С каждым днем Мейта все более влюблялась в Нахмана, с каждым днем… Как будто проклятие повисло над ней. Чем откровеннее он избегал ее, тем страстнее и упорнее она тянулась к нему, не смея от стыда и страха выразить свои чувства. Молчаливая и внимательная, она красноречивее говорила о том, что с ней, чем если бы объяснялась самыми пылкими словами. Она не понимала, как это случилось, и, поджидая его прихода, с ужасом спрашивала себя: я люблю Нахмана? – и со стыдливостью ребенка отвечала: нет, нет.
Когда он приходил, она молча говорила с ним, ссорилась, мирилась, капризничала, будто он ее обожал и не мог жить без ее улыбки. Весь день она проводила дома, стирая белье, – и тяжелый труд, от которого ломило в груди и ныло тело, теперь проходил в пении, в каком-то созерцательном восторге оттого, что вся квартира дышала Нахманом, была для Нахмана, оттого, что Нахман придет вечером и скажет: Мейта, дайте мне умыться, – и она будет слышать, как он плещет водой. Потом, чистый, здоровый, красивый он сядет пить чай, и она ему будет услуживать, а он посмотрит на нее своими большими глазами, в которых она желала бы утонуть.

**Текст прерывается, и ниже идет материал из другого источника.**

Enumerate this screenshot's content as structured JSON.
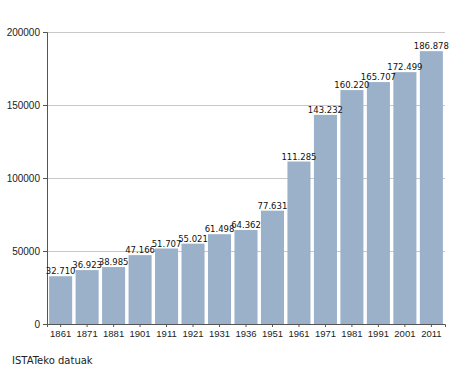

Она работала, и каждый раз, как птица, которая еще не научилась петь, но уже пробует, – чирикала и замирала:
– Я люблю Нахмана, люблю, люблю.
День пробегал в сладостном ожидании, и минуты, как добрые, уступчивые враги, быстро уходили, чтобы приблизить время его прихода. Он был повсюду, во всех углах стояли тени его фигуры, и она от счастья закрывала глаза, как будто он и в самом деле был здесь и не отрывался от нее. Она целовала его вещи, перебирала их в руках, чтобы упиться радостью тайного общения с ним. Она без конца возилась в его комнате, становилась у окна, заметив его привычку, и старалась глядеть, как он, на стену дома и думать его мыслями. Ей было неприятно все свое: одежда, тело, свои жесты, и она легко претворялась в него. Ходила медленными шагами по комнате и, подражая голосу Нахмана, в странном неосознанном волнении, тихо говорила:
– Нищеты не должно быть, – нужно уметь желать.
И нищета, грозный Бог, без устали бичующий людей, – образ жестокого хозяина над бессильными рабами, – нищета носилась в трогательных звуках любви. И что-то смирялось в душе Мейты, когда она произносила эти слова.
Лишь только двор засыпал, а огни в квартирах исчезали, она выходила украдкой из комнаты, где спала ее мать, и трепещущими шагами шла к Нахману, который сидел у порога. Как повелитель, открывался он ей. О чем он думал? Косой, синей полосой поднималось звездное небо над стеной дома и нежно и ласково манило ее вдаль.
– Я скажу ему, – и она не знала, о чем хочет сказать, – я скажу ему… Нахман…
Шопот падал подле нее, и она со страхом вздрагивала
– Нахман, Нахман! – произнесла ли она это имя?
И убегала в комнату, не смея потревожить его.
Иногда Нахман рассказывал ей о своей жизни, и она, подперев подбородок руками, задумчиво слушала, умиляясь от звуков его голоса, и несмело возражала своим тихим, нерешительным тоном, как бы желая убедить себя, что он прав везде и во всем. Она знала уже о Натане, по котором Нахман часто тосковал, и ревновала его к нему и ко всем. И когда думала, что он может полюбить какую-нибудь другую девушку, то закрывала глаза и мечтала о смерти.
Через несколько дней после того, как Фейга сошлась с Нахманом, Мейта, сидя с ней у порога квартиры Симы, оживленно разговаривала о побеге Неси.
То, что во дворе было темно и серебряные капли звезд смиренно висели над ними, сближало обеих, и казалось им, они всегда оставались сестрами. Из комнаты иногда доносился голос Симы, голос Дины, и была радость оттого, что есть старшие люди, которые за все ответят.
– Я думаю, она вернется, – тихо говорила Мейта, подперев по привычке подбородок руками и кусая свои тонкие пальцы. – Она была странной девушкой, и город ей скоро надоест.
– Меня мучит, – возразила Фейга, – где она может быть? Я тоже люблю город, но в нем тысячи дорог. Когда-то я мечтала о богатом человеке. Он должен был полюбить меня и… и, какой глупенькой бываешь в четырнадцать лет!